After the half, the Eleven gave up a penalty kick in the 70th minute. While I think that the BYB's chant of "the Yellow team sucks" throughout much of the game was fairly accurate, the referee called that one correctly. Okiomah plowed through the defender and the PK was deserved. So the Eleven, once again, found themselves playing from behind. That was until the 84th minute, when second half sub Don Smart found the back of the net after being on field for 5 minutes.
Is that an "adage" amount of time? It is. Why do I mention the "adage" time for a substitute? Because the "adage" curse continues to haunt this team as it gave up a goal, officially, two minutes after Smart's tying goal. Two and a half hours of waiting for the game to start, nearly two hours of game/halftime all lead to less than two minutes of defensive lapse and an all too familiar home loss. My Twitter timeline perfectly summarizes the waning moments of the game.

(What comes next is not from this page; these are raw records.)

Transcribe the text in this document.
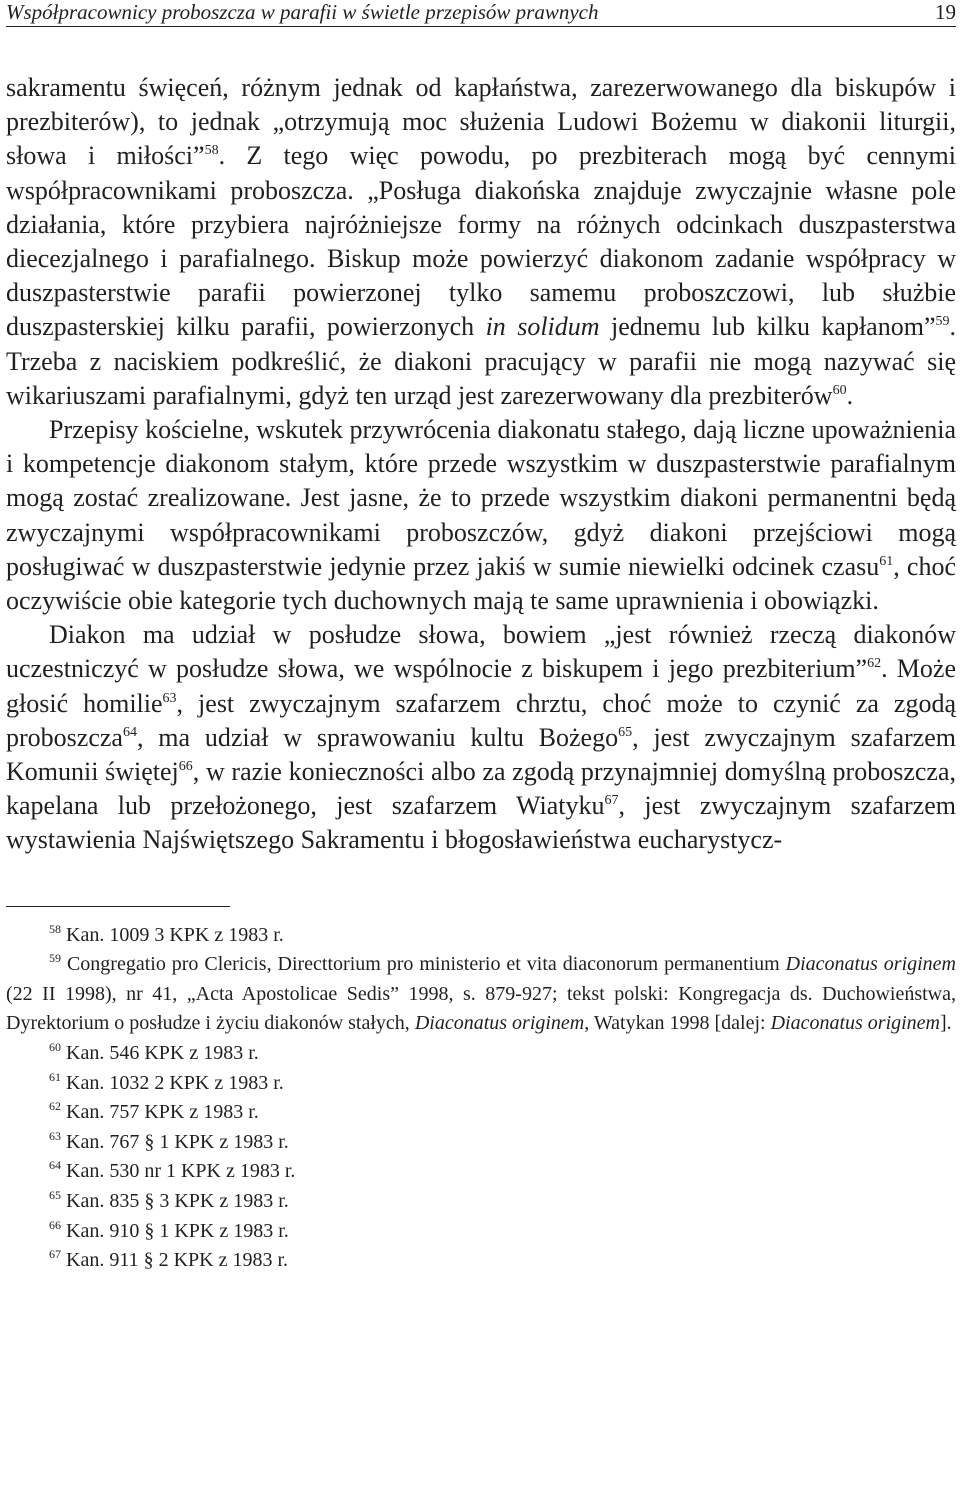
Współpracownicy proboszcza w parafii w świetle przepisów prawnych	19

sakramentu święceń, różnym jednak od kapłaństwa, zarezerwowanego dla biskupów i prezbiterów), to jednak „otrzymują moc służenia Ludowi Bożemu w diakonii liturgii, słowa i miłości”$^{58}$. Z tego więc powodu, po prezbiterach mogą być cennymi współpracownikami proboszcza. „Posługa diakońska znajduje zwyczajnie własne pole działania, które przybiera najróżniejsze formy na różnych odcinkach duszpasterstwa diecezjalnego i parafialnego. Biskup może powierzyć diakonom zadanie współpracy w duszpasterstwie parafii powierzonej tylko samemu proboszczowi, lub służbie duszpasterskiej kilku parafii, powierzonych in solidum jednemu lub kilku kapłanom”$^{59}$. Trzeba z naciskiem podkreślić, że diakoni pracujący w parafii nie mogą nazywać się wikariuszami parafialnymi, gdyż ten urząd jest zarezerwowany dla prezbiterów$^{60}$.

Przepisy kościelne, wskutek przywrócenia diakonatu stałego, dają liczne upoważnienia i kompetencje diakonom stałym, które przede wszystkim w duszpasterstwie parafialnym mogą zostać zrealizowane. Jest jasne, że to przede wszystkim diakoni permanentni będą zwyczajnymi współpracownikami proboszczów, gdyż diakoni przejściowi mogą posługiwać w duszpasterstwie jedynie przez jakiś w sumie niewielki odcinek czasu$^{61}$, choć oczywiście obie kategorie tych duchownych mają te same uprawnienia i obowiązki.

Diakon ma udział w posłudze słowa, bowiem „jest również rzeczą diakonów uczestniczyć w posłudze słowa, we wspólnocie z biskupem i jego prezbiterium”$^{62}$. Może głosić homilie$^{63}$, jest zwyczajnym szafarzem chrztu, choć może to czynić za zgodą proboszcza$^{64}$, ma udział w sprawowaniu kultu Bożego$^{65}$, jest zwyczajnym szafarzem Komunii świętej$^{66}$, w razie konieczności albo za zgodą przynajmniej domyślną proboszcza, kapelana lub przełożonego, jest szafarzem Wiatyku$^{67}$, jest zwyczajnym szafarzem wystawienia Najświętszego Sakramentu i błogosławieństwa eucharystycz-

$^{58}$ Kan. 1009 3 KPK z 1983 r.

$^{59}$ Congregatio pro Clericis, Directtorium pro ministerio et vita diaconorum permanentium Diaconatus originem (22 II 1998), nr 41, „Acta Apostolicae Sedis” 1998, s. 879-927; tekst polski: Kongregacja ds. Duchowieństwa, Dyrektorium o posłudze i życiu diakonów stałych, Diaconatus originem, Watykan 1998 [dalej: Diaconatus originem].

$^{60}$ Kan. 546 KPK z 1983 r.

$^{61}$ Kan. 1032 2 KPK z 1983 r.

$^{62}$ Kan. 757 KPK z 1983 r.

$^{63}$ Kan. 767 § 1 KPK z 1983 r.

$^{64}$ Kan. 530 nr 1 KPK z 1983 r.

$^{65}$ Kan. 835 § 3 KPK z 1983 r.

$^{66}$ Kan. 910 § 1 KPK z 1983 r.

$^{67}$ Kan. 911 § 2 KPK z 1983 r.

ALL CAPS WORTHY EXCITEMENT. Followed by absolute disbelief.
As usual, I can't complain about the team's fight. As soon as Ottawas scored the PK, I had faith that an equalizer was possible. This team never gives up and I didn't expect any different on Saturday. What I didn't expect were so many long range blasts to try and get that equalizer. It's like the team was thinking like a basketball team and were aware of some kind of invisible line on the field that would get them three points if they scored from outside that line that the rest of us couldn't see. Several players took shots from distance, but Pena was the clear winner on number of shots from 25+ yards.
I think I must be one of Finish Line's "great ones" because I have a short memory and continually forget that this team will have a defensive lapse at some point in the game. It's just a function of when and how much will it hurt them. Those can be overcome if you're scoring on the offensive end as well, but the Eleven have had multiple goal games only twice out of the eight Fall Season games and have been outscored 2 to 1 in that time frame.
My earlier recaps of the games have consistently stated that this is a young team learning to play together, but they've played 17 games together (mostly together minus injuries, red cards, national team call ups, and additions/subtractions). So I don't know how they fix things. Maybe that's why I'm writing this and not coaching the team. Hopefully, Coach Sommer does know how to fix things and that elusive home win will snowball into more victories.